Haze, haze and more haze. That was September and most of October. Our September scheduled Team Costa run was cancelled. The air pollution index was so high that we all just rolled over and went back to sleep.
As the haze eased up we snapped up the opportunity to tackle our 7th run in the series with an easy or what was meant to be an easy, meaning short, run around Fort Canning.
But why on earth I thought it would be easy beats me. I should remember last year’s SMU Mile race at Fort Canning. The 4.8km was pure torture (and only my second running race ever). Hills, stairs, hills, stairs, more hills and more stairs. Well it was tough for me but I wouldn’t say the same for Michelle. Whilst I was hyperventilating from exertion, she was chatting on the phone as if she was taking a stroll. I did still manage to put on a fabulous smile for the photographer.
Anyway, after a brief from Chris regarding the route, meet-up, options, Vika, Michelle and I took off up the endless tiers of stairs just to reach Raffles Terrace and double over to catch my breath. What a way to start.
No matter how hilly, how many stairs or how tough it is for me to run this terrain, Fort Canning is a special place. Historically, besides Sir Raffles building his first residence and the first botanical garden on the hill, Fort Canning is largely remembered for its military role complete with barracks, hospital, fort and arms store. It held this role for a century having passed hands from the British to the Malay to the Japanese (not a good time), back to the British and finally where it belongs in the hands of its people, the Singaporeans.
Now a park in the downtown city area, Fort Canning is a “unique blend of historical relics, lush greenery and expansive lawns”.
Gothic gates, art installations, 9-pound cannons, archaeological excavation site are just some of the attractions that reside amongst the sky-high tree and shaded paths.
Shortly into the run, John and I split from Chris, Michelle, Vika and David. Perennially the slowest in our group, I opted for a shorter route but my appreciation of the park and all its interests has caused far too much distraction and ultimately we just walked, photographed and enjoyed the glorious morning.

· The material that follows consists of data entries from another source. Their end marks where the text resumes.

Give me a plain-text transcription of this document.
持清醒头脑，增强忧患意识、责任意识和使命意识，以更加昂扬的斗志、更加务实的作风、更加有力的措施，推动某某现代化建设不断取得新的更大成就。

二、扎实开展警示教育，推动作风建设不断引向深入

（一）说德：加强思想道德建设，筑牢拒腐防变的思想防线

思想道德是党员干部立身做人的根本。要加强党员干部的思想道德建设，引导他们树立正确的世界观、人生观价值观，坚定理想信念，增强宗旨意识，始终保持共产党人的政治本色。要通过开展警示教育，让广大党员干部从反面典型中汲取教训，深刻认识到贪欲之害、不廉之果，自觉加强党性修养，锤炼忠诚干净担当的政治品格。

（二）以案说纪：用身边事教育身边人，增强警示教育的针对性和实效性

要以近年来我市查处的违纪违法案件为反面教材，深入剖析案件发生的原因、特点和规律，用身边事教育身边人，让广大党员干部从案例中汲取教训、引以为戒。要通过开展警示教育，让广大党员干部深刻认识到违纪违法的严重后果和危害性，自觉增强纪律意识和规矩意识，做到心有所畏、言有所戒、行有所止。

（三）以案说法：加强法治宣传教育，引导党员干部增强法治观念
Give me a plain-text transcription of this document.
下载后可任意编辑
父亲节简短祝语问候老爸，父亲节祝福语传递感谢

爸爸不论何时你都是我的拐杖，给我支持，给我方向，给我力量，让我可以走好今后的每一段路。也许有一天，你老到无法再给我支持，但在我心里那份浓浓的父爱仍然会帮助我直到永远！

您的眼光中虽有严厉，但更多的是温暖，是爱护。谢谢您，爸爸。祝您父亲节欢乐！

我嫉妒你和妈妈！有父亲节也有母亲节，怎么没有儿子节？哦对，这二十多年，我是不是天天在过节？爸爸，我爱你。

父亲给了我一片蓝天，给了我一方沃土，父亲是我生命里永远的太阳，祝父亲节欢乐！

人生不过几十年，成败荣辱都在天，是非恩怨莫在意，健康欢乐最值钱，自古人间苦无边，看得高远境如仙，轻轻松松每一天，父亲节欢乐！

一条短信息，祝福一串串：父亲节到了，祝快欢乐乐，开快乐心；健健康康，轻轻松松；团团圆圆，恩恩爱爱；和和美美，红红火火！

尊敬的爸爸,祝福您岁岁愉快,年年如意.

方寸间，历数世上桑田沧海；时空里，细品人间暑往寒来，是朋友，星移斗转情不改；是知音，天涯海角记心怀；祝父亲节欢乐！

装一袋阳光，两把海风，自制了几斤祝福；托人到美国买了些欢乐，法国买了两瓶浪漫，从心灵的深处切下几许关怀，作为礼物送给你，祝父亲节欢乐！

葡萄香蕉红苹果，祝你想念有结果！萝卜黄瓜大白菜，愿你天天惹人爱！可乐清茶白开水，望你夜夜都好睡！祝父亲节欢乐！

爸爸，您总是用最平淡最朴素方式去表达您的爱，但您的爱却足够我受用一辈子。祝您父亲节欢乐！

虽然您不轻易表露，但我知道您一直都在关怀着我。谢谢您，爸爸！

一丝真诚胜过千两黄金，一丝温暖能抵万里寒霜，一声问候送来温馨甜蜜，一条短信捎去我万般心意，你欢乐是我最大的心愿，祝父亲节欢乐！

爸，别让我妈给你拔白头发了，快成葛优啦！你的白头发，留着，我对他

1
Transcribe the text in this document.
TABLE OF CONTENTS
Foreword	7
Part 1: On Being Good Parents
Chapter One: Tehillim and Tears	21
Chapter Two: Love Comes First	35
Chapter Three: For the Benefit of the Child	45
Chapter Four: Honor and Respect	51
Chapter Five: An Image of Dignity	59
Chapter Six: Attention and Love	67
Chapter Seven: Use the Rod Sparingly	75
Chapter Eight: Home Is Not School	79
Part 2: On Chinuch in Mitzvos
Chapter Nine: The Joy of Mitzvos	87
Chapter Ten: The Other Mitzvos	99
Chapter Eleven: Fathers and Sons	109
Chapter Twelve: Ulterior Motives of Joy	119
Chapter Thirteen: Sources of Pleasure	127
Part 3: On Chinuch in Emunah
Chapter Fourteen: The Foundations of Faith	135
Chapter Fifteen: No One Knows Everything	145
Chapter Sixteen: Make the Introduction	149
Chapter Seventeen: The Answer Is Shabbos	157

The others on the other hand figured the park hills not enough of a challenge and on Chris’ brilliant suggestion agreed to run up the stairs, then up a hill, then down the hill and around again. If that wasn’t enough a few lunges, step-ups and sprints were tossed into the mix.
Not surprising by the time John and I caught up with them, they looked as if they ran a marathon even though it was only 7km. Then again it’s 3km longer than what John and I completed. Ah, if I wasn’t so easily distracted by the scenery around me.
We finished off with a short jaunt to Boomarang Restaurant at Robertson Quay to inhale a hearty breakfast and down a pint of fresh orange juice and some beer of course.